Siren's hits 93 on RateBeer, Old Fashioned (that really does taste of an Old Fashioned) has reached 96 on RateBeer, while Sheltered Spirt, a 14% imperial porter a whopping 98. These are very good beers indeed.

Long-time Head Brewer Ryan Witter-Merithew has moved on and American Kyle Larsen is now a year into the role at the helm. Yet, as I walked away, bottles of brand new Siren beer chinking in my bag, I get the impression that nothing stays still. Ever.

Over the day with Siren, I had the opportunity to chat with founder Darron Anley and Kyle Larsen, to try and discover what makes Siren, well, Siren.

Kyle, the head brewer, I tell Darron, said he has unprecedented freedom. How important is that? “Hugely so, says Darron. “When I started up and before I made the final plunge, I went to San Diego to the Craft Brewers Conference in 2012 and met loads of cool people. It was like walking into an Evangelical church, and I learnt a lot. I got a great bit of advice from Kelly Ryan who used to be at Thornbridge. I talked about the inspiration. One of the things he said was just getting a professional brewer and someone who has experience of playing around and give them complete creative freedom. And I did that for Ryan [Witter-Merithew] straight from day one.
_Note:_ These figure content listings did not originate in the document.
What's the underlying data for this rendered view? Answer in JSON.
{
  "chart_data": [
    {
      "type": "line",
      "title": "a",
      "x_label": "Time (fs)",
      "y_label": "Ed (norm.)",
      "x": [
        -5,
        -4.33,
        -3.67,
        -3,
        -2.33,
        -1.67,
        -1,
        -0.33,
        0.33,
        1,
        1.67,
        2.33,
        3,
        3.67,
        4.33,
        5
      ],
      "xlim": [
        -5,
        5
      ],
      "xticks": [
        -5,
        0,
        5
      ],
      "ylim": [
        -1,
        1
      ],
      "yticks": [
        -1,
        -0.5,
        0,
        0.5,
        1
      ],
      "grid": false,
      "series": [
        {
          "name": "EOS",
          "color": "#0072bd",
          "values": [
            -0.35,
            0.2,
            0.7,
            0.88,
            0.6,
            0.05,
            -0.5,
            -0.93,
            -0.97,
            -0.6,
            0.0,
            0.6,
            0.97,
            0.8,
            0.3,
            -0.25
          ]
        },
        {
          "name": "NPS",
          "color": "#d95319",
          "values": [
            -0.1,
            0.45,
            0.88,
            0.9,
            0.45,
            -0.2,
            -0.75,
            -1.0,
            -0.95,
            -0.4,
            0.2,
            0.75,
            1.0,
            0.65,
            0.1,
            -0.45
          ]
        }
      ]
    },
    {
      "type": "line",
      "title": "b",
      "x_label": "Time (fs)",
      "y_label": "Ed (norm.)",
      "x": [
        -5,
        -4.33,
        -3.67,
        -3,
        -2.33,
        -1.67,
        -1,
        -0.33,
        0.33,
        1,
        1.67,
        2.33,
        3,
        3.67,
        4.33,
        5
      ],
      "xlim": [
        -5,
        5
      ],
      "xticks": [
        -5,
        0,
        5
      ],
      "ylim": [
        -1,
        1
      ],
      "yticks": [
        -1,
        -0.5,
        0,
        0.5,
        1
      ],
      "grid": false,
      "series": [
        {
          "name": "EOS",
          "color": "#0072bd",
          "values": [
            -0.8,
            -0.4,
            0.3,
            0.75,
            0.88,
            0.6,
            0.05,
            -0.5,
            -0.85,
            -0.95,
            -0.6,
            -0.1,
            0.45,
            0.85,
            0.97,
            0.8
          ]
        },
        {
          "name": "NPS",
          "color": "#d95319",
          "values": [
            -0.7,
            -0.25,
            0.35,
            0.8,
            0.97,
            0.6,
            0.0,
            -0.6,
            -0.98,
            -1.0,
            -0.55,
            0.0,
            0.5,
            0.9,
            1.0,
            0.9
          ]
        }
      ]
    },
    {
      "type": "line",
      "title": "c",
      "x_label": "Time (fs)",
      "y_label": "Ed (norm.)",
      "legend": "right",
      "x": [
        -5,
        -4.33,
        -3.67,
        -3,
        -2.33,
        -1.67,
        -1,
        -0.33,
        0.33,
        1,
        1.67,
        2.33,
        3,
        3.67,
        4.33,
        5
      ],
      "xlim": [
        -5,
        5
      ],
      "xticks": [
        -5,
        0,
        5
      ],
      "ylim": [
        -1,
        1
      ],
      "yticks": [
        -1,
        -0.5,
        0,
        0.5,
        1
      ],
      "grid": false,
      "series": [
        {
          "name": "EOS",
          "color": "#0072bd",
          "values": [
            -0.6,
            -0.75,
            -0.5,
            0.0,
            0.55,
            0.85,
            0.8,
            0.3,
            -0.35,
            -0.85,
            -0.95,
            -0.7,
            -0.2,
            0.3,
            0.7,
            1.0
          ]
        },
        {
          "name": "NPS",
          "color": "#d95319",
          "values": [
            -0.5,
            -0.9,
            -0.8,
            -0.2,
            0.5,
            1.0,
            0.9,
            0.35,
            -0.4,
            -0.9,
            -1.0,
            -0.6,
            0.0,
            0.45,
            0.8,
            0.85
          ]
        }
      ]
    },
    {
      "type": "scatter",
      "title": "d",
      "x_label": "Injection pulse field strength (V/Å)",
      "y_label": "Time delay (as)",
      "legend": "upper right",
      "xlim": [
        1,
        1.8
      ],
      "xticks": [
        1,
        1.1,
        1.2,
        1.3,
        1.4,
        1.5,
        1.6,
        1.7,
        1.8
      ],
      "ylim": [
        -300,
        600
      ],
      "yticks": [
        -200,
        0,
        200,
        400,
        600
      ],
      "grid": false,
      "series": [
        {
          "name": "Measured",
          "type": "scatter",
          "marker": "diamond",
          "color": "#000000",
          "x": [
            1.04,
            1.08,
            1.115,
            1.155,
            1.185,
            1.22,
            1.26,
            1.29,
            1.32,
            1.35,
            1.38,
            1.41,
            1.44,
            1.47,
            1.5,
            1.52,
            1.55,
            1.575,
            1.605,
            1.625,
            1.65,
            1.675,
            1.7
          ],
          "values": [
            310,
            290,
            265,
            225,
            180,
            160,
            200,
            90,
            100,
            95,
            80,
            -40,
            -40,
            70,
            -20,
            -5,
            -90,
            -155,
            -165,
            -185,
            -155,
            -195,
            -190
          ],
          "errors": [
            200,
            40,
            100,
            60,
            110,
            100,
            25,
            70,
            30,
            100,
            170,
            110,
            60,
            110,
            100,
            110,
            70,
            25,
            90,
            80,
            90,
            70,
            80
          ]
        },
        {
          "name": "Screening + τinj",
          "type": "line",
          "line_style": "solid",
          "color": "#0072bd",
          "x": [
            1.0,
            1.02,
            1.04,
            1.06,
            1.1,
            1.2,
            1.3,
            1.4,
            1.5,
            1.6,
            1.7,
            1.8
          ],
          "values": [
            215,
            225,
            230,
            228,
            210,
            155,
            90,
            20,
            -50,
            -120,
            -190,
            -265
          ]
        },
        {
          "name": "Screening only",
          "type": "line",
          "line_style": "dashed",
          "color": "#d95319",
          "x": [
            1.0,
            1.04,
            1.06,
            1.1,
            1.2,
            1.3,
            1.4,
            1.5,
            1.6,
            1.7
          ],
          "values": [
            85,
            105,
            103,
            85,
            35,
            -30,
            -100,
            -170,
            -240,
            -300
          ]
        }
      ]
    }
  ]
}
Never did he look at thecost of anything and it will be the same for Kyle. For example, we’ve a Turkish coffee imperial stout coming out and there’s £2,500 worth of figs in it! I’d rather take the view we make the beer we want to make than pull back and appease the accountant.”
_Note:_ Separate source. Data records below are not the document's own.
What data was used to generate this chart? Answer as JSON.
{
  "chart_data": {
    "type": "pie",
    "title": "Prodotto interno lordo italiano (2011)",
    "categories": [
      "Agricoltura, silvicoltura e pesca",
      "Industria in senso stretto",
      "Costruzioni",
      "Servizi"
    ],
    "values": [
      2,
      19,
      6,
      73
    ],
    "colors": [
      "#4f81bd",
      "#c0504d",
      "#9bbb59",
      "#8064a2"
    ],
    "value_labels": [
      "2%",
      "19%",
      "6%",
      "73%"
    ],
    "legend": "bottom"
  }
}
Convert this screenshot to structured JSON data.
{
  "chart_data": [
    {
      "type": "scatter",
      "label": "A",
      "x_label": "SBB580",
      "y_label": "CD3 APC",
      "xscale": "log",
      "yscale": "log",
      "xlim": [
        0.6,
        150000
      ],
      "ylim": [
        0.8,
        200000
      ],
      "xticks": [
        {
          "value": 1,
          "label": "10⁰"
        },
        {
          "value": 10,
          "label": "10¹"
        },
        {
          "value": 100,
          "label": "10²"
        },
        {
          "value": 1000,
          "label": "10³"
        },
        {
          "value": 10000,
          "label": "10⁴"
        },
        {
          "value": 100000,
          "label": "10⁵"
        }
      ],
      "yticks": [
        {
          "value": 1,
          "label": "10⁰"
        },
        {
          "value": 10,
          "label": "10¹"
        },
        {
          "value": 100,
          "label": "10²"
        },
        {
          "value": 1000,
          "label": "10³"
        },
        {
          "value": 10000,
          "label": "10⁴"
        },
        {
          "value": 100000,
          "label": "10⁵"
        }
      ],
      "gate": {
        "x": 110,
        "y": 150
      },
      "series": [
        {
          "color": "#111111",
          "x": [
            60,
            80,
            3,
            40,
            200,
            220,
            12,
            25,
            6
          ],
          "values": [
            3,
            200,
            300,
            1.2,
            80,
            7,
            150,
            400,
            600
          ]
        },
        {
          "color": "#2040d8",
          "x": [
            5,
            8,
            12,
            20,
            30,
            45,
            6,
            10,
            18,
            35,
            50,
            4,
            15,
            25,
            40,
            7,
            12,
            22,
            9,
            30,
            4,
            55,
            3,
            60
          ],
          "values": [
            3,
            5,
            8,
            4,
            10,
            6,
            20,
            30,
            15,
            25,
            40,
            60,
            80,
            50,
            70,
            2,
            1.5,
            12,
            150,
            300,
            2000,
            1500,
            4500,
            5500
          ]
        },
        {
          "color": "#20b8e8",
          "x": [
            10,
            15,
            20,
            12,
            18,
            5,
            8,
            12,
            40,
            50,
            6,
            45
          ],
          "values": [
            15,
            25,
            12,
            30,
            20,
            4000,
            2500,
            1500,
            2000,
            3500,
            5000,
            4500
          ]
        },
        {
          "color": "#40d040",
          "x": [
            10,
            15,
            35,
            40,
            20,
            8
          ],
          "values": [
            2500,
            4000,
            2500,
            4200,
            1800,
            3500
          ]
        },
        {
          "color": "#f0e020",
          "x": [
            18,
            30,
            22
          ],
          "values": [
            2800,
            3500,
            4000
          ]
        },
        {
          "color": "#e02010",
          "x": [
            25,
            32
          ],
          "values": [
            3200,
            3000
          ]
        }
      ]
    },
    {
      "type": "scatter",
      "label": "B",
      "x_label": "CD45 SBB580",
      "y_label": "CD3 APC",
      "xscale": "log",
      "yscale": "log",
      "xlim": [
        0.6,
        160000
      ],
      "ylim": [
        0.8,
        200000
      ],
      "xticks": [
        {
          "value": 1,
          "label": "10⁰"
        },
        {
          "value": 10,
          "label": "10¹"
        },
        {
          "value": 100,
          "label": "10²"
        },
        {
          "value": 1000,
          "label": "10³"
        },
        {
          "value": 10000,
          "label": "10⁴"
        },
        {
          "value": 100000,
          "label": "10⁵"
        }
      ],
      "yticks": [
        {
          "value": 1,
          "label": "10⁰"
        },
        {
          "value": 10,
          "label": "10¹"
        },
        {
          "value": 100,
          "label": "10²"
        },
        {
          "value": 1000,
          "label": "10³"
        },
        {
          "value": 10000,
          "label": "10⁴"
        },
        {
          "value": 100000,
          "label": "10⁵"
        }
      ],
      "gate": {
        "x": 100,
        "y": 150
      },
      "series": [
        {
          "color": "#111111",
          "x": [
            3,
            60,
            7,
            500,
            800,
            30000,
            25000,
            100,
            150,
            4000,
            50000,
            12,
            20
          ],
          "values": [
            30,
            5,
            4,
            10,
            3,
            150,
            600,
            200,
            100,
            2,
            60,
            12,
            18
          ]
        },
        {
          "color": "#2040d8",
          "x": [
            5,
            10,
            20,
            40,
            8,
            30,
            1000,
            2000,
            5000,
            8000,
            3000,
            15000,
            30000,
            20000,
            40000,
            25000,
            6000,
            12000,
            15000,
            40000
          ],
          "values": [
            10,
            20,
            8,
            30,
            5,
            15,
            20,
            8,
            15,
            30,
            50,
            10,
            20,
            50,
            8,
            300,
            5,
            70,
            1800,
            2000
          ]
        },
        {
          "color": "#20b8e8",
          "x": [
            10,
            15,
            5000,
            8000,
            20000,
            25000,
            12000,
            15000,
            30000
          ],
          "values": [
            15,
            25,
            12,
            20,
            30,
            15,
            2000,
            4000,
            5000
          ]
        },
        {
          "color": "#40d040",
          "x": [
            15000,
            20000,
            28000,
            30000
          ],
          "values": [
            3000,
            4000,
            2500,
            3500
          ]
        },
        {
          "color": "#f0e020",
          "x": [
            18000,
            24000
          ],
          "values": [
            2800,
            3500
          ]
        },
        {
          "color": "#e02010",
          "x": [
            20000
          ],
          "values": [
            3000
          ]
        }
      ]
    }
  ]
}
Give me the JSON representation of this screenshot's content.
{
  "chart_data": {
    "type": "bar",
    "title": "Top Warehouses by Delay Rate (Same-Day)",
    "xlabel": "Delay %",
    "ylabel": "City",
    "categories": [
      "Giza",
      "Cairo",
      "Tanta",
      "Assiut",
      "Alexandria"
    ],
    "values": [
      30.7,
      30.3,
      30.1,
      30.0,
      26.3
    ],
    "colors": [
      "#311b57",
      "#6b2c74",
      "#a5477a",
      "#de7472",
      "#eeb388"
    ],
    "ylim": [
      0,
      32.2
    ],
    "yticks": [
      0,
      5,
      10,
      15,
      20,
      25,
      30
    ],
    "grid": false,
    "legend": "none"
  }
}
Along with the number of different beers Siren makes, was this freedom exciting or daunting for Kyle? “Both!” Kyle says. “It was something I was looking for. I wanted more creative freedom and I wanted to push my limits. Anyone who wants to get better at what they do they want to push their limits. I had a lot of creative freedom at Double Mountain [in Oregon] as Head Brewer, but it’s nothing to what I have here. I can do anything here, which it turns out is very daunting!”

Darron started Siren in 2011 after selling his IT company and becoming very interested in what BrewDog and Thornbridge were starting to achieve, as well as, of course, what was going on in the States.
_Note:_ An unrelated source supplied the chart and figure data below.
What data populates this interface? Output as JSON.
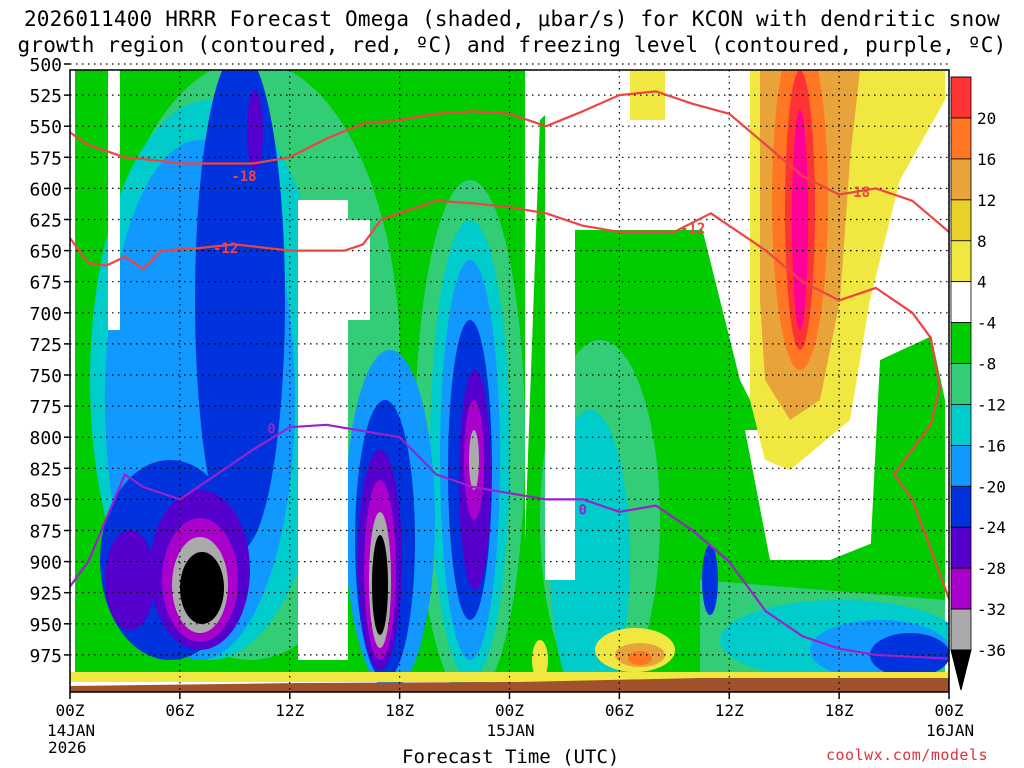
{
  "chart_data": {
    "type": "heatmap",
    "title_line1": "2026011400 HRRR Forecast Omega (shaded, μbar/s) for KCON with dendritic snow",
    "title_line2": "growth region (contoured, red, ºC) and freezing level (contoured, purple, ºC)",
    "xlabel": "Forecast Time (UTC)",
    "credit": "coolwx.com/models",
    "x_ticks": [
      {
        "hour": 0,
        "label": "00Z",
        "date": "14JAN",
        "year": "2026"
      },
      {
        "hour": 6,
        "label": "06Z"
      },
      {
        "hour": 12,
        "label": "12Z"
      },
      {
        "hour": 18,
        "label": "18Z"
      },
      {
        "hour": 24,
        "label": "00Z",
        "date": "15JAN"
      },
      {
        "hour": 30,
        "label": "06Z"
      },
      {
        "hour": 36,
        "label": "12Z"
      },
      {
        "hour": 42,
        "label": "18Z"
      },
      {
        "hour": 48,
        "label": "00Z",
        "date": "16JAN"
      }
    ],
    "xlim": [
      0,
      48
    ],
    "y_levels_hpa": [
      500,
      525,
      550,
      575,
      600,
      625,
      650,
      675,
      700,
      725,
      750,
      775,
      800,
      825,
      850,
      875,
      900,
      925,
      950,
      975
    ],
    "ylim": [
      500,
      1000
    ],
    "colorbar": {
      "labels": [
        "20",
        "16",
        "12",
        "8",
        "4",
        "-4",
        "-8",
        "-12",
        "-16",
        "-20",
        "-24",
        "-28",
        "-32",
        "-36"
      ],
      "colors": [
        "#ff0099",
        "#ff3333",
        "#ff7722",
        "#e8a33a",
        "#e8d22a",
        "#f0e840",
        "#ffffff",
        "#00cc00",
        "#33cc77",
        "#00cccc",
        "#1199ff",
        "#0033dd",
        "#5500cc",
        "#aa00cc",
        "#aaaaaa",
        "#000000"
      ]
    },
    "contours": [
      {
        "name": "-18",
        "color": "#ee4444",
        "points": [
          [
            0,
            555
          ],
          [
            1,
            565
          ],
          [
            3,
            575
          ],
          [
            5,
            578
          ],
          [
            6,
            580
          ],
          [
            8,
            580
          ],
          [
            10,
            580
          ],
          [
            12,
            575
          ],
          [
            14,
            560
          ],
          [
            16,
            548
          ],
          [
            18,
            545
          ],
          [
            20,
            540
          ],
          [
            22,
            538
          ],
          [
            24,
            540
          ],
          [
            26,
            550
          ],
          [
            28,
            538
          ],
          [
            30,
            525
          ],
          [
            32,
            522
          ],
          [
            34,
            532
          ],
          [
            36,
            540
          ],
          [
            38,
            565
          ],
          [
            40,
            590
          ],
          [
            42,
            605
          ],
          [
            44,
            600
          ],
          [
            46,
            610
          ],
          [
            48,
            635
          ]
        ]
      },
      {
        "name": "-12",
        "color": "#ee4444",
        "points": [
          [
            0,
            640
          ],
          [
            1,
            660
          ],
          [
            2,
            662
          ],
          [
            3,
            655
          ],
          [
            4,
            665
          ],
          [
            5,
            650
          ],
          [
            7,
            648
          ],
          [
            9,
            645
          ],
          [
            12,
            650
          ],
          [
            15,
            650
          ],
          [
            16,
            645
          ],
          [
            17,
            625
          ],
          [
            18,
            620
          ],
          [
            20,
            610
          ],
          [
            22,
            612
          ],
          [
            24,
            615
          ],
          [
            26,
            620
          ],
          [
            28,
            630
          ],
          [
            30,
            635
          ],
          [
            33,
            635
          ],
          [
            35,
            620
          ],
          [
            37,
            640
          ],
          [
            38,
            650
          ],
          [
            40,
            675
          ],
          [
            42,
            690
          ],
          [
            44,
            680
          ],
          [
            46,
            700
          ],
          [
            47,
            720
          ],
          [
            47.5,
            760
          ],
          [
            47,
            790
          ],
          [
            45,
            830
          ],
          [
            46,
            850
          ],
          [
            48,
            930
          ]
        ]
      },
      {
        "name": "0",
        "color": "#9922cc",
        "points": [
          [
            0,
            920
          ],
          [
            1,
            900
          ],
          [
            2,
            865
          ],
          [
            3,
            830
          ],
          [
            4,
            840
          ],
          [
            6,
            850
          ],
          [
            8,
            830
          ],
          [
            10,
            810
          ],
          [
            12,
            792
          ],
          [
            14,
            790
          ],
          [
            16,
            795
          ],
          [
            18,
            800
          ],
          [
            20,
            830
          ],
          [
            22,
            840
          ],
          [
            24,
            845
          ],
          [
            26,
            850
          ],
          [
            28,
            850
          ],
          [
            30,
            860
          ],
          [
            32,
            855
          ],
          [
            34,
            875
          ],
          [
            36,
            900
          ],
          [
            38,
            940
          ],
          [
            40,
            960
          ],
          [
            42,
            970
          ],
          [
            44,
            975
          ],
          [
            48,
            978
          ]
        ]
      }
    ],
    "contour_labels": [
      {
        "text": "-18",
        "color": "#ee4444",
        "x": 9.5,
        "y": 590
      },
      {
        "text": "-12",
        "color": "#ee4444",
        "x": 8.5,
        "y": 648
      },
      {
        "text": "-12",
        "color": "#ee4444",
        "x": 34,
        "y": 632
      },
      {
        "text": "-18",
        "color": "#ee4444",
        "x": 43,
        "y": 603
      },
      {
        "text": "0",
        "color": "#9922cc",
        "x": 11,
        "y": 793
      },
      {
        "text": "0",
        "color": "#9922cc",
        "x": 28,
        "y": 858
      }
    ]
  }
}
“When I started, one of the things that was really important was to have a solid core range that piqued people’s interest at varying different levels at where they are on the journey through beer.”

And it’s quite some core range: , an oatmeal pale ale, Soundwave, a West Coast IPA alongside Broken Dream – of which Darron says “even now as a core beer it is different: a 6.5% stout with coffee, oats and lactose”.

“We then want to layer on that stuff that really excites us and pushes us,” Darron adds. In particular there’s a lot of talk about a Coffee Series of four different beers including an imperial stout with more figs than my car costs, to a sour coffee beer. Talking to Kyle, it’s the 240 plus barrels that he has his eye on. “Here’s one of my favourite things about Siren: we made a full batch of beer, 5,500 litres of beer, all to experiment with. They’re letting me put them in barrels with no end in sight just to see how we make the mixed culture programme work for Siren.”